Oxidative DNA damage was quantified using the Oxiselect Oxidative DNA Damage ELISA Kit (Cell Biolabs, Inc., USA), a competitive immunoassay to measure 8-hydroxydeoxyguanosine (8-OHdG) per the manufacturer’s instructions. DNA was extracted using the DNeasy Blood & Tissue kit (Qiagen, Inc.) according to the manufacturer’s instructions. DNA samples were converted to single-stranded DNA after incubating them at 95°C for 5 minutes followed by rapid cooling on ice. Denatured DNA was then digested to nucleosides by incubating with nuclease P1 (10 units; New England Biolabs) in 20 mM of sodium acetate (pH 5.2) for 2 hours at 37°C followed by alkaline phosphatase treatment (20 units) in 100 mM Tris buffer (pH 7.5) for 1 hour at 37°C. The reaction mixture was then centrifuged and supernatant was evaluated by a competitive immunoassay following the manufacturer’s instructions. Absorbance of samples was read against a standard curve. 8-OHdG concentrations were expressed as ng/ml.

Mitochondrial structure studies

MitoTracker orange.

At the completion of the standard 72h protocol (for normoxia, PIH, and CH), cells were washed with PBS twice and incubated with MitoTracker orange probe (Invitrogen) (500 nM) for 30 min at 37°C in a humidified atmosphere. Cells were then washed two more times with PBS, and fixed by 4% paraformaldehyde for 20 min. Nuclei were stained by DAPI. Images were analyzed using an HCX Plan Apo ×63/1.4 NA oil immersion objective on a Leica TCS-SP2 confocal microscope (Leica Microsystems). Cells were imaged through a ×40/1.4 NA oil immersion objective. Images were collected and saved using Leica Confocal software and exported to Microsoft Picture Manager for digital processing. Mitochondrial morphology was assessed by blinded individuals who categorized each cell as predominantly fused, tubular, intermediate, or fragmented(Akinbiyi et al., 2021) for randomized confocal images. The number of cells in each category were divided by the total number of cells imaged (n=40 per each group) to calculate the percentage in each group.

Electron microscopy.

In brief, after the 72h treatment protocol (normoxia, PIH, and CH), and after appropriate washing, cells were fixed in 2.5% glutaraldehyde-4% paraformaldehyde in 0.1 M cacodylate buffer, pH 7.3, for 24 h. This was followed by post-fixation with 1% osmium tetroxide for 1 h. After en bloc staining and ethanol dehydration, samples were embedded with eponate 12 medium. Sections (85 nm) were cut using a diamond knife, followed by double staining using uranyl acetate and lead citrate. Electron microscopy was performed at the Imaging Core at the Lerner Research Institute at the Cleveland Clinic on a Philips CM12 electron microscope (FEI, Hillsboro, OR) operated at 10 Kv as described earlier by us(Qiu et al., 2012). Mitochondrial length (80 per group), mitochondrial area (80 per group), the number of cristae per mitochondrial area (20 per group), and cristae thickness per mitochondrial area (20 per group) were quantified using ImageJ(Schneider et al., 2012). We also quantified the number of mitochondria per 100μm² (3 per group).

ATP content

Total cellular ATP content in the normoxic or hypoxia-treated C2C12 myotubes was quantified using a bioluminescence assay (Molecular Probes, Eugene, OR, USA) as per manufacturer instructions as previously described(Davuluri et al., 2016a).

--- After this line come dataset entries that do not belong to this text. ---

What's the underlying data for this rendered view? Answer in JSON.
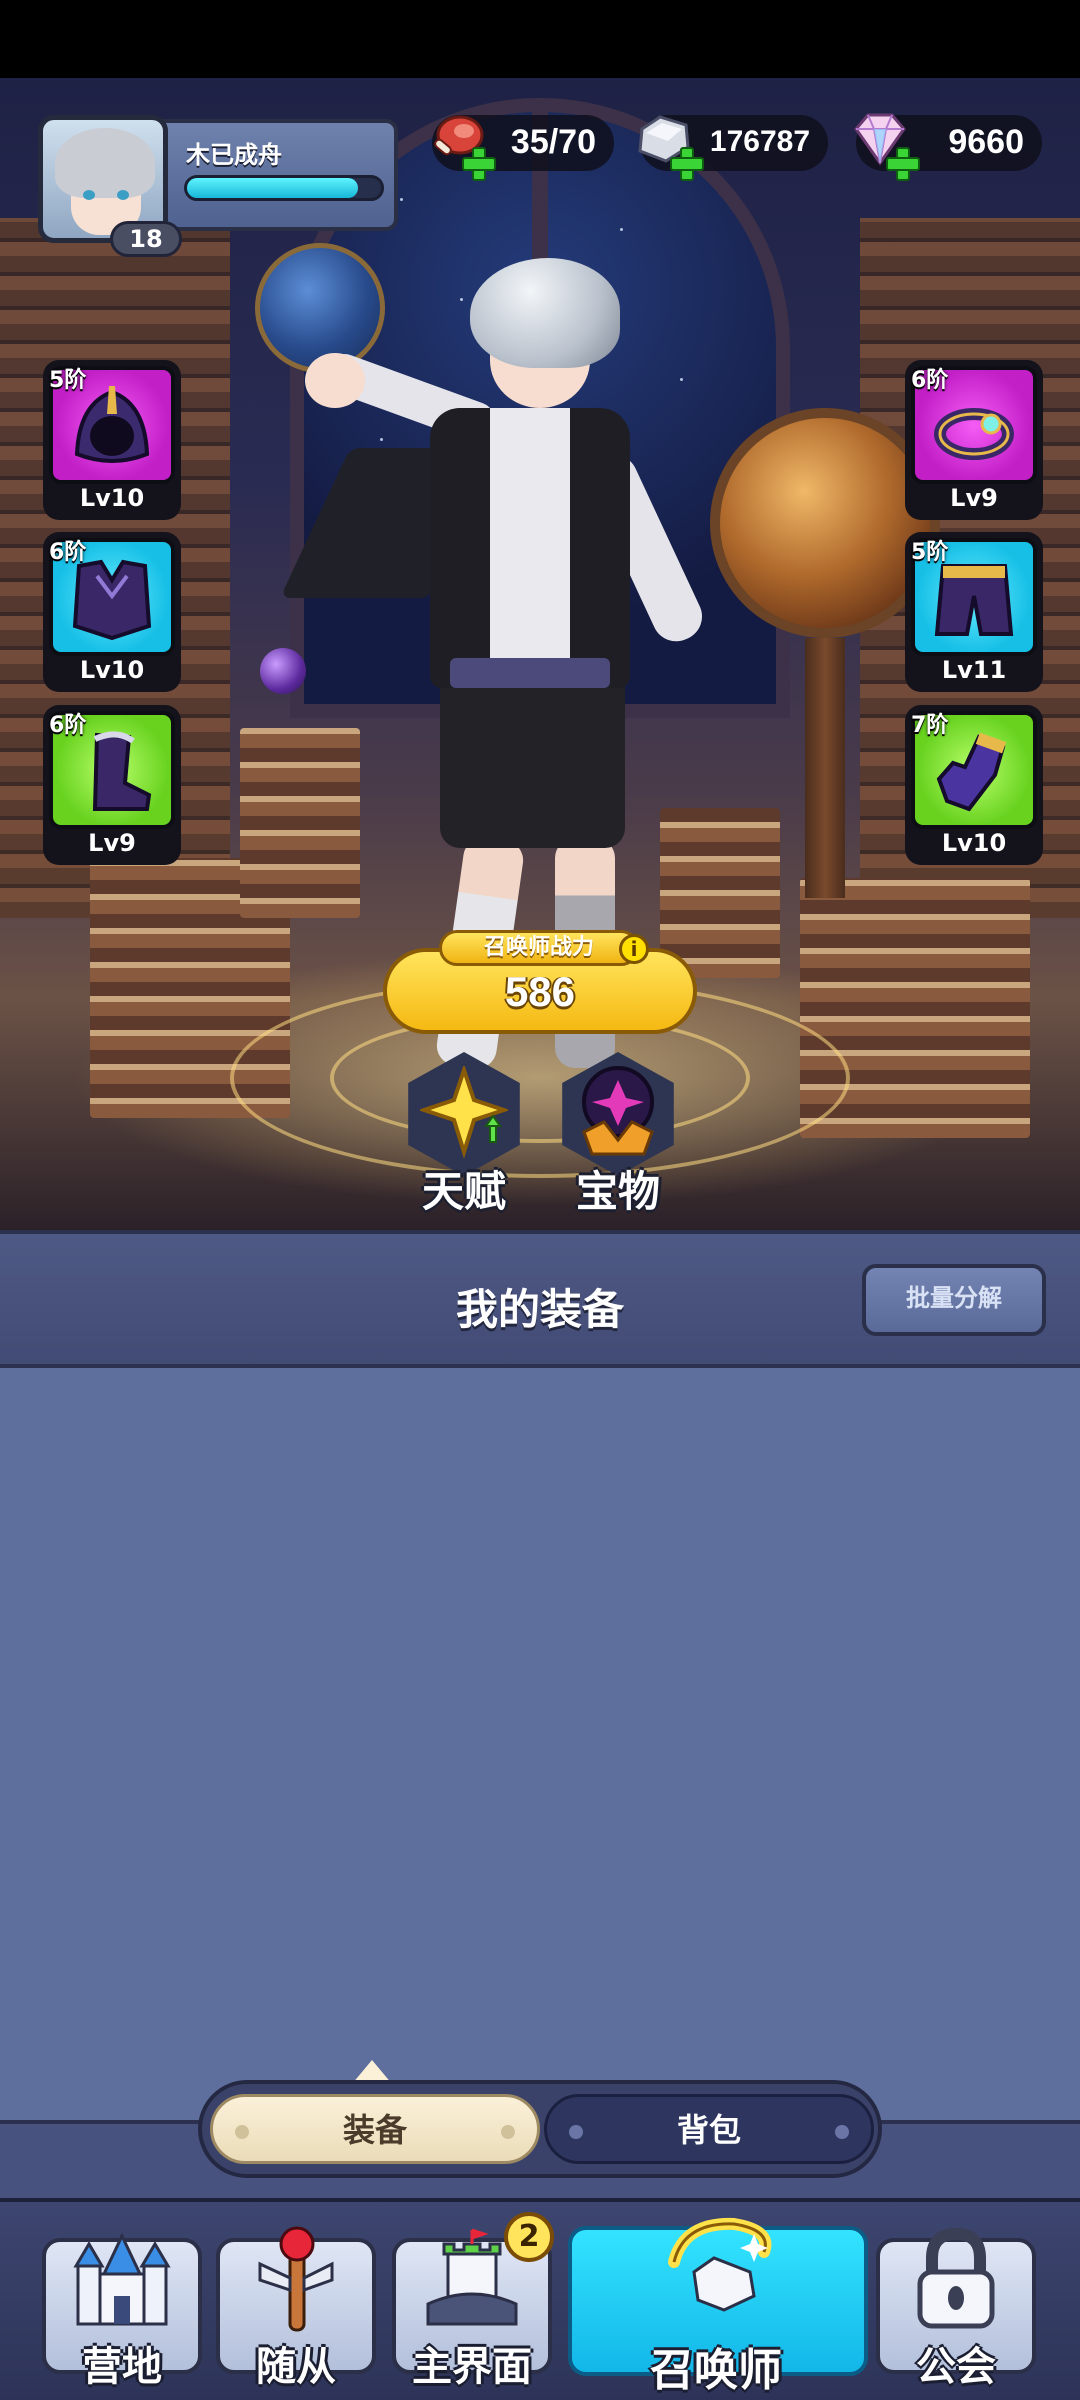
{
  "player": {
    "name": "木已成舟",
    "level": "18",
    "xp_fraction": 0.88
  },
  "resources": {
    "stamina": "35/70",
    "silver": "176787",
    "gems": "9660"
  },
  "equipment": {
    "left": [
      {
        "tier": "5阶",
        "level": "Lv10",
        "rarity": "purple",
        "icon": "hood-icon"
      },
      {
        "tier": "6阶",
        "level": "Lv10",
        "rarity": "cyan",
        "icon": "armor-icon"
      },
      {
        "tier": "6阶",
        "level": "Lv9",
        "rarity": "green",
        "icon": "boots-icon"
      }
    ],
    "right": [
      {
        "tier": "6阶",
        "level": "Lv9",
        "rarity": "purple",
        "icon": "ring-icon"
      },
      {
        "tier": "5阶",
        "level": "Lv11",
        "rarity": "cyan",
        "icon": "pants-icon"
      },
      {
        "tier": "7阶",
        "level": "Lv10",
        "rarity": "green",
        "icon": "gloves-icon"
      }
    ]
  },
  "power": {
    "label": "召唤师战力",
    "info_glyph": "i",
    "value": "586"
  },
  "actions": {
    "talent": "天赋",
    "treasure": "宝物"
  },
  "panel": {
    "title": "我的装备",
    "bulk_button": "批量分解"
  },
  "tabs": {
    "equip": "装备",
    "bag": "背包"
  },
  "nav": {
    "camp": "营地",
    "follower": "随从",
    "main": "主界面",
    "main_badge": "2",
    "summoner": "召唤师",
    "guild": "公会"
  },
  "colors": {
    "accent_cyan": "#17b8d8",
    "gold": "#f5b912",
    "panel": "#5f6f9d",
    "rarity_purple": "#c21fc7",
    "rarity_cyan": "#17bfe6",
    "rarity_green": "#68d21f"
  }
}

Quantification of the TCA cycle metabolites

Myotubes were lysed using cold RIPA buffer, metabolites were extracted using cold ethyl acetate and labeled internal standards were added. Samples were then dried under nitrogen gas stream, derivatized using MTBSTFA with 1% TBDMS (Restek, Bellefonte, PA, USA) and run on an Agilent gas chromatography-mass spectrometry (GC-MS) under electron ionization. Standards for each of the TCA cycle metabolites and were quantified as reported by us(Davuluri et al., 2016a).

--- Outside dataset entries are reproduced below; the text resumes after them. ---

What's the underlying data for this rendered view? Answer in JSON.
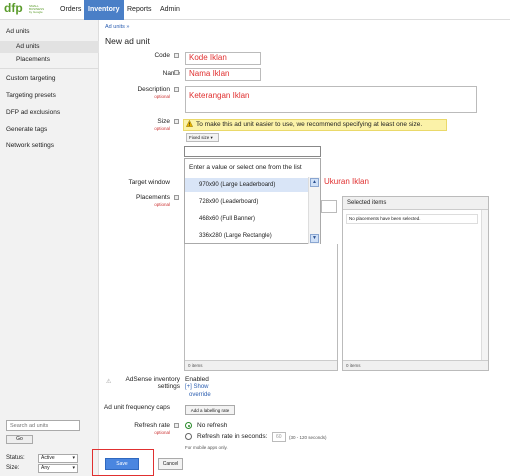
{
  "header": {
    "logo_text": "dfp",
    "logo_small": "SMALL BUSINESS",
    "logo_by": "by Google",
    "tabs": [
      {
        "label": "Orders"
      },
      {
        "label": "Inventory"
      },
      {
        "label": "Reports"
      },
      {
        "label": "Admin"
      }
    ]
  },
  "sidebar": {
    "section": "Ad units",
    "sub_items": [
      "Ad units",
      "Placements"
    ],
    "items": [
      "Custom targeting",
      "Targeting presets",
      "DFP ad exclusions",
      "Generate tags",
      "Network settings"
    ],
    "search_placeholder": "Search ad units",
    "go_label": "Go",
    "status_label": "Status:",
    "status_value": "Active",
    "size_label": "Size:",
    "size_value": "Any"
  },
  "main": {
    "breadcrumb": "Ad units »",
    "title": "New ad unit",
    "code_label": "Code",
    "code_value": "Kode Iklan",
    "name_label": "Name",
    "name_value": "Nama Iklan",
    "description_label": "Description",
    "description_optional": "optional",
    "description_value": "Keterangan Iklan",
    "size_label": "Size",
    "size_optional": "optional",
    "size_warning": "To make this ad unit easier to use, we recommend specifying at least one size.",
    "fixed_size_label": "Fixed size",
    "dropdown_hint": "Enter a value or select one from the list",
    "dropdown_options": [
      "970x90 (Large Leaderboard)",
      "728x90 (Leaderboard)",
      "468x60 (Full Banner)",
      "336x280 (Large Rectangle)"
    ],
    "annotation": "Ukuran Iklan",
    "target_window_label": "Target window",
    "placements_label": "Placements",
    "placements_optional": "optional",
    "left_pane_footer": "0 items",
    "selected_items_header": "Selected items",
    "selected_items_msg": "No placements have been selected.",
    "right_pane_footer": "0 items",
    "adsense_label": "AdSense inventory settings",
    "adsense_value": "Enabled",
    "adsense_link": "[+] Show",
    "adsense_override": "override",
    "freq_caps_label": "Ad unit frequency caps",
    "freq_caps_button": "Add a labelling rate",
    "refresh_label": "Refresh rate",
    "refresh_optional": "optional",
    "refresh_option1": "No refresh",
    "refresh_option2": "Refresh rate in seconds:",
    "refresh_value": "60",
    "refresh_hint": "(30 - 120 seconds)",
    "refresh_note": "For mobile apps only.",
    "save_label": "Save",
    "cancel_label": "Cancel"
  },
  "colors": {
    "accent": "#4a7fc7",
    "annotation": "#e03030",
    "warning_bg": "#fbf2a8"
  }
}
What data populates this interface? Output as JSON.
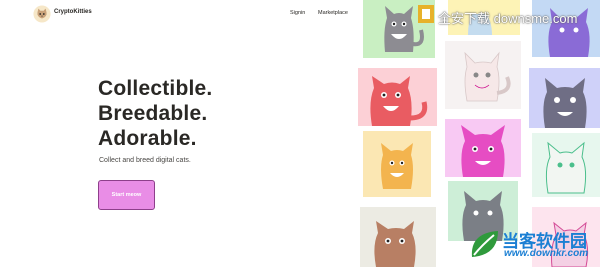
{
  "header": {
    "brand": "CryptoKitties",
    "nav": {
      "signin": "Signin",
      "marketplace": "Marketplace"
    }
  },
  "hero": {
    "line1": "Collectible.",
    "line2": "Breedable.",
    "line3": "Adorable.",
    "subtitle": "Collect and breed digital cats.",
    "cta": "Start meow"
  },
  "watermark": {
    "top": "全安下载 downsme.com",
    "bottom_cn": "当客软件园",
    "bottom_url": "www.downkr.com"
  },
  "colors": {
    "accent": "#e98de6",
    "cta_border": "#8e3f8b",
    "text": "#2a2825"
  }
}
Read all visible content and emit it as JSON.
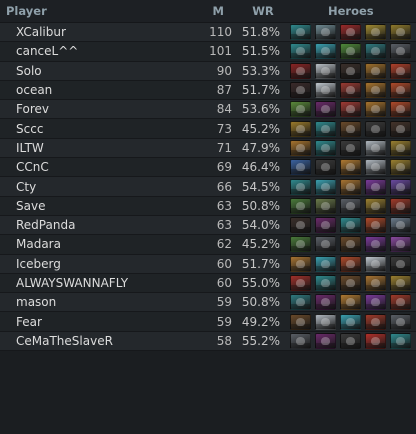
{
  "header": {
    "player": "Player",
    "m": "M",
    "wr": "WR",
    "heroes": "Heroes"
  },
  "rows": [
    {
      "player": "XCalibur",
      "m": "110",
      "wr": "51.8%",
      "heroes": [
        {
          "icon": "hero-portrait-teal",
          "color": "#2f8a8e"
        },
        {
          "icon": "hero-portrait-steel",
          "color": "#6f8a93"
        },
        {
          "icon": "hero-portrait-crimson",
          "color": "#9a2a2a"
        },
        {
          "icon": "hero-portrait-gold",
          "color": "#a08a32"
        },
        {
          "icon": "hero-portrait-gold",
          "color": "#8f7a2c"
        }
      ]
    },
    {
      "player": "canceL^^",
      "m": "101",
      "wr": "51.5%",
      "heroes": [
        {
          "icon": "hero-portrait-teal",
          "color": "#2f8a8e"
        },
        {
          "icon": "hero-portrait-cyan",
          "color": "#3aa0b0"
        },
        {
          "icon": "hero-portrait-green",
          "color": "#4f8a3a"
        },
        {
          "icon": "hero-portrait-teal",
          "color": "#2f7a80"
        },
        {
          "icon": "hero-portrait-grey",
          "color": "#5a5f66"
        }
      ]
    },
    {
      "player": "Solo",
      "m": "90",
      "wr": "53.3%",
      "heroes": [
        {
          "icon": "hero-portrait-crimson",
          "color": "#8a2424"
        },
        {
          "icon": "hero-portrait-pale",
          "color": "#b9c0c6"
        },
        {
          "icon": "hero-portrait-dark",
          "color": "#3a2f2a"
        },
        {
          "icon": "hero-portrait-amber",
          "color": "#a0702c"
        },
        {
          "icon": "hero-portrait-red",
          "color": "#b0402a"
        }
      ]
    },
    {
      "player": "ocean",
      "m": "87",
      "wr": "51.7%",
      "heroes": [
        {
          "icon": "hero-portrait-dark",
          "color": "#3a2a2a"
        },
        {
          "icon": "hero-portrait-pale",
          "color": "#c0c8cf"
        },
        {
          "icon": "hero-portrait-red",
          "color": "#9a3a32"
        },
        {
          "icon": "hero-portrait-amber",
          "color": "#a8742e"
        },
        {
          "icon": "hero-portrait-red",
          "color": "#b04a2a"
        }
      ]
    },
    {
      "player": "Forev",
      "m": "84",
      "wr": "53.6%",
      "heroes": [
        {
          "icon": "hero-portrait-green",
          "color": "#5a8a3a"
        },
        {
          "icon": "hero-portrait-purple",
          "color": "#6a2a6a"
        },
        {
          "icon": "hero-portrait-red",
          "color": "#a03a34"
        },
        {
          "icon": "hero-portrait-amber",
          "color": "#a8742e"
        },
        {
          "icon": "hero-portrait-red",
          "color": "#b04a2a"
        }
      ]
    },
    {
      "player": "Sccc",
      "m": "73",
      "wr": "45.2%",
      "heroes": [
        {
          "icon": "hero-portrait-gold",
          "color": "#9a7a2a"
        },
        {
          "icon": "hero-portrait-teal",
          "color": "#2f8a8e"
        },
        {
          "icon": "hero-portrait-brown",
          "color": "#6a4a2a"
        },
        {
          "icon": "hero-portrait-dark",
          "color": "#3a3a3a"
        },
        {
          "icon": "hero-portrait-dark",
          "color": "#44332a"
        }
      ]
    },
    {
      "player": "ILTW",
      "m": "71",
      "wr": "47.9%",
      "heroes": [
        {
          "icon": "hero-portrait-amber",
          "color": "#a8742e"
        },
        {
          "icon": "hero-portrait-teal",
          "color": "#2f8a8e"
        },
        {
          "icon": "hero-portrait-dark",
          "color": "#3a3a3a"
        },
        {
          "icon": "hero-portrait-pale",
          "color": "#b0b8c0"
        },
        {
          "icon": "hero-portrait-gold",
          "color": "#9a8030"
        }
      ]
    },
    {
      "player": "CCnC",
      "m": "69",
      "wr": "46.4%",
      "heroes": [
        {
          "icon": "hero-portrait-blue",
          "color": "#3a62a0"
        },
        {
          "icon": "hero-portrait-dark",
          "color": "#3a3a3a"
        },
        {
          "icon": "hero-portrait-amber",
          "color": "#b07a32"
        },
        {
          "icon": "hero-portrait-pale",
          "color": "#b0b8c0"
        },
        {
          "icon": "hero-portrait-gold",
          "color": "#9a8030"
        }
      ]
    },
    {
      "player": "Cty",
      "m": "66",
      "wr": "54.5%",
      "heroes": [
        {
          "icon": "hero-portrait-teal",
          "color": "#2f8a8e"
        },
        {
          "icon": "hero-portrait-cyan",
          "color": "#3aa0b0"
        },
        {
          "icon": "hero-portrait-amber",
          "color": "#a87432"
        },
        {
          "icon": "hero-portrait-purple",
          "color": "#7a3a9a"
        },
        {
          "icon": "hero-portrait-violet",
          "color": "#6a4aa0"
        }
      ]
    },
    {
      "player": "Save",
      "m": "63",
      "wr": "50.8%",
      "heroes": [
        {
          "icon": "hero-portrait-green",
          "color": "#4a7a3a"
        },
        {
          "icon": "hero-portrait-olive",
          "color": "#6a7a4a"
        },
        {
          "icon": "hero-portrait-grey",
          "color": "#5a5f66"
        },
        {
          "icon": "hero-portrait-gold",
          "color": "#9a8030"
        },
        {
          "icon": "hero-portrait-red",
          "color": "#a03a2a"
        }
      ]
    },
    {
      "player": "RedPanda",
      "m": "63",
      "wr": "54.0%",
      "heroes": [
        {
          "icon": "hero-portrait-dark",
          "color": "#3a2f2a"
        },
        {
          "icon": "hero-portrait-purple",
          "color": "#6a2a6a"
        },
        {
          "icon": "hero-portrait-teal",
          "color": "#2f8a8e"
        },
        {
          "icon": "hero-portrait-red",
          "color": "#b04a2a"
        },
        {
          "icon": "hero-portrait-steel",
          "color": "#6a7a8a"
        }
      ]
    },
    {
      "player": "Madara",
      "m": "62",
      "wr": "45.2%",
      "heroes": [
        {
          "icon": "hero-portrait-green",
          "color": "#4a7a3a"
        },
        {
          "icon": "hero-portrait-grey",
          "color": "#5a5f66"
        },
        {
          "icon": "hero-portrait-brown",
          "color": "#6a4a2a"
        },
        {
          "icon": "hero-portrait-purple",
          "color": "#7a3a9a"
        },
        {
          "icon": "hero-portrait-violet",
          "color": "#8a4aa0"
        }
      ]
    },
    {
      "player": "Iceberg",
      "m": "60",
      "wr": "51.7%",
      "heroes": [
        {
          "icon": "hero-portrait-amber",
          "color": "#a87432"
        },
        {
          "icon": "hero-portrait-cyan",
          "color": "#3aa0b0"
        },
        {
          "icon": "hero-portrait-red",
          "color": "#b04a2a"
        },
        {
          "icon": "hero-portrait-pale",
          "color": "#c0c8cf"
        },
        {
          "icon": "hero-portrait-dark",
          "color": "#3a3a3a"
        }
      ]
    },
    {
      "player": "ALWAYSWANNAFLY",
      "m": "60",
      "wr": "55.0%",
      "heroes": [
        {
          "icon": "hero-portrait-red",
          "color": "#a0302a"
        },
        {
          "icon": "hero-portrait-teal",
          "color": "#2f8a8e"
        },
        {
          "icon": "hero-portrait-brown",
          "color": "#6a4a2a"
        },
        {
          "icon": "hero-portrait-amber",
          "color": "#a87432"
        },
        {
          "icon": "hero-portrait-gold",
          "color": "#9a8030"
        }
      ]
    },
    {
      "player": "mason",
      "m": "59",
      "wr": "50.8%",
      "heroes": [
        {
          "icon": "hero-portrait-teal",
          "color": "#2f7a80"
        },
        {
          "icon": "hero-portrait-purple",
          "color": "#6a2a6a"
        },
        {
          "icon": "hero-portrait-amber",
          "color": "#b07a32"
        },
        {
          "icon": "hero-portrait-purple",
          "color": "#7a3a9a"
        },
        {
          "icon": "hero-portrait-red",
          "color": "#a03a2a"
        }
      ]
    },
    {
      "player": "Fear",
      "m": "59",
      "wr": "49.2%",
      "heroes": [
        {
          "icon": "hero-portrait-brown",
          "color": "#6a4a2a"
        },
        {
          "icon": "hero-portrait-pale",
          "color": "#b0b8c0"
        },
        {
          "icon": "hero-portrait-cyan",
          "color": "#3aa0b0"
        },
        {
          "icon": "hero-portrait-red",
          "color": "#a03a2a"
        },
        {
          "icon": "hero-portrait-grey",
          "color": "#5a5f66"
        }
      ]
    },
    {
      "player": "CeMaTheSlaveR",
      "m": "58",
      "wr": "55.2%",
      "heroes": [
        {
          "icon": "hero-portrait-grey",
          "color": "#5a5f66"
        },
        {
          "icon": "hero-portrait-purple",
          "color": "#6a2a6a"
        },
        {
          "icon": "hero-portrait-dark",
          "color": "#3a3a3a"
        },
        {
          "icon": "hero-portrait-red",
          "color": "#b0302a"
        },
        {
          "icon": "hero-portrait-teal",
          "color": "#2f8a8e"
        }
      ]
    }
  ]
}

Quantitative measurements of amino acids from PIH and CH-treated myotubes

Free amino acids were quantified in differentiated myotubes treated with/without PIH and CH as compared to normoxic controls using gas chromatography-mass spectrometry as previously reported(Singh et al., 2021). Lysates were extracted using RIPA buffer and ~500µg of protein samples were spiked with 4.1 mmol each of the following standards: [D4]-alanine, [D3]-aspartate, [U-13C5]-glutamate, [D2]-glycine, [U-13C6]-isoleucine, [D10]-leucine, [D3]-methionine, [D5]-phenylalanine, [D3]-proline, [D3]-serine, [D2]-threonine, and [D8]-valine. Samples were homogenized in 6% formic acid and after centrifugation, the supernatants were diluted with an equal volume of deionized, HPLC grade water and loaded on a cation exchange column (Dowex AG 50W-8X, 200–400 mesh, H+ form, Sigma-Aldrich, St. Louis, MO). The column was washed with water (5ml) and amino acids were eluted with 4N ammonium hydroxide. The eluate was dried and the residue was derivatized with 80μl of MTBSTFA with 1% TBDMS (Restek, Bellefonte, PA) at 80°C for 4h. Samples were centrifuged at 10,000xg for 10 min and the sample (65µl) was transferred into a GC vial for analysis. The N-silyl derivatives of amino acids were analyzed using GC-MS. Under electron ionization, ions were monitored in scan mode from 50 to 500 m/z and spectra were recorded at an isolation width of 1 m/z and normalized collision energy of 35%. Amino acid concentrations were quantified using the area under the curve (AUC) of the sample and the corresponding AUC of spiked internal standard amino acids as follows: 260(M0) and 264(M+4) for alanine, 418(M0) and 421(M+3) for aspartate, 342 (M0) and 347 (M+5) for glutamate, 246(M0) and 248(M+2) for glycine, 302(M0) and 308(M+6) for isoleucine, 274(M0) and 284(M+10) for leucine, 320(M0) and 323(M+3) for methionine, 336(M0) and 341 (M+5) for phenylalanine, 286(M0) and 289 (M+3) for proline, 390(M0) and 393 (M+3) for serine, 404(M0) and 406(M+2) for threonine, and 288(M0) and 296(M+8) for valine.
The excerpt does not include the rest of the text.